Все эти воспоминания кружатся в моем воспаленном мозгу, как головастики в мутном пруду, в глазах начинает рябить, и сказать, кто где, совершенно невозможно.
И о котором из двух красавчиков я мечтаю?
48
Клык и Дилан стоят друг против друга. Оба молчат и оба скрестили на груди руки. Дилан слегка выставил вперед ногу, перенес на нее вес и рассеянно потер висок. Глядя на него, не скажешь, что перед ним бывший-или-по-большей-части-бывший-но-точно-сказать-трудно бойфренд девчонки, в которую он без памяти влюблен. Или что-то вроде того.
— Ты о чем-то со мной поговорить хотел? — спрашивает в конце концов Дилан, проклиная беспокойство, которое сам у себя в голосе слышит, и завидуя непроницаемому виду Клыка. А у того в лице, и правда, ни один мускул не дрогнет.
— Хотел, — тихо откликнулся Клык. Но в этом единственном слове столько враждебности, что Дилану не по себе.

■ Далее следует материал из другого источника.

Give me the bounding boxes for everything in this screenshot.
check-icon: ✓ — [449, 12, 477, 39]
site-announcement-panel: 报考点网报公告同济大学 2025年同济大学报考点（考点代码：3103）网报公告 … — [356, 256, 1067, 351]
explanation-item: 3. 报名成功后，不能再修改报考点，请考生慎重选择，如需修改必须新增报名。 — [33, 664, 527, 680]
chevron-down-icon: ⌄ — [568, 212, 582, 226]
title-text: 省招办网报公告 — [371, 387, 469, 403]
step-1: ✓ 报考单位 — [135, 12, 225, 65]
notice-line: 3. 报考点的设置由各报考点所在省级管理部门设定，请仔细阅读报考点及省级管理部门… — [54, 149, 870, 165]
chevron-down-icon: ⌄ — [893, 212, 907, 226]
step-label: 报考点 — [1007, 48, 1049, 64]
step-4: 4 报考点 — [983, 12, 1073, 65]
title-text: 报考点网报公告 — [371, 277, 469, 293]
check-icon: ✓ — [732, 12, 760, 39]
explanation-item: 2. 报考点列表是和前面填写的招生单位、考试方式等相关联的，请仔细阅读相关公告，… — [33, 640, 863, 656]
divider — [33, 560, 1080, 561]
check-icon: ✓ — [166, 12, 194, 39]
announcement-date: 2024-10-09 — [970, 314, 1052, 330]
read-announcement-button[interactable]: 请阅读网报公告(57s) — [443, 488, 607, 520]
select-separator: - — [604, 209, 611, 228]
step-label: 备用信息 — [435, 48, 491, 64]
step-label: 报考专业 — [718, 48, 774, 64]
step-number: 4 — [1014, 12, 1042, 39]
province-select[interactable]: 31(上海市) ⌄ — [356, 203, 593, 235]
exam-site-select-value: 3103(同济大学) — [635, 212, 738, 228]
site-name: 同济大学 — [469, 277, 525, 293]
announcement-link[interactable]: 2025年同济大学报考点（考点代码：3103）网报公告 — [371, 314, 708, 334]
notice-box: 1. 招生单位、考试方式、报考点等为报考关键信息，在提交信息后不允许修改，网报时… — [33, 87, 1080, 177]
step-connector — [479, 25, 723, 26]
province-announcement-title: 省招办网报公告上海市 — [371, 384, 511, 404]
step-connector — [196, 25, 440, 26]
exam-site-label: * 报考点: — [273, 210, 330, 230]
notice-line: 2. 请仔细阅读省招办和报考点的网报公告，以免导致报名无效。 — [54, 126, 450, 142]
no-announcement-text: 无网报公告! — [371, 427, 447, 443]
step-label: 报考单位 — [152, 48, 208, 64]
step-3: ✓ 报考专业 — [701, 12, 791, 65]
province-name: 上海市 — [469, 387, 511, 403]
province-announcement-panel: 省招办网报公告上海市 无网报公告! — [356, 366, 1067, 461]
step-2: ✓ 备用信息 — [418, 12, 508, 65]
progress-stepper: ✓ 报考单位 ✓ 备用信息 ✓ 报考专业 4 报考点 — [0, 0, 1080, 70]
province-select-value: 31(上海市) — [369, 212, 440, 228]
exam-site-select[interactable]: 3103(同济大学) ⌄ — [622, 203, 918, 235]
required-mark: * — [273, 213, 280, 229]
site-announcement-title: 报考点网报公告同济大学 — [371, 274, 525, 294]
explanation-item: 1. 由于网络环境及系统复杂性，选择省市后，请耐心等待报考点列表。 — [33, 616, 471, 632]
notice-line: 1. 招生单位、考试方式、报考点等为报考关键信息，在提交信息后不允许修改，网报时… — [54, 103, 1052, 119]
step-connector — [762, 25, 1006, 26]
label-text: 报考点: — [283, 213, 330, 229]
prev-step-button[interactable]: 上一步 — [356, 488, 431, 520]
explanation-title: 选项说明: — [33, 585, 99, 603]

За время отлучки черты Клыка заострились. Прибавьте к этому подживающие синяки, шрамы да раздраженный оскал — картинка получится вполне зловещая.
Правда, это совсем не значит, что Дилан в случае чего не может ему накостылять хорошенько. Еще как сможет. Но сейчас лучше все же обойтись без драки.
— Ну..? — выдавил наконец из себя Дилан после очередной минуты неловкого молчания. — Хотел говорить — говори.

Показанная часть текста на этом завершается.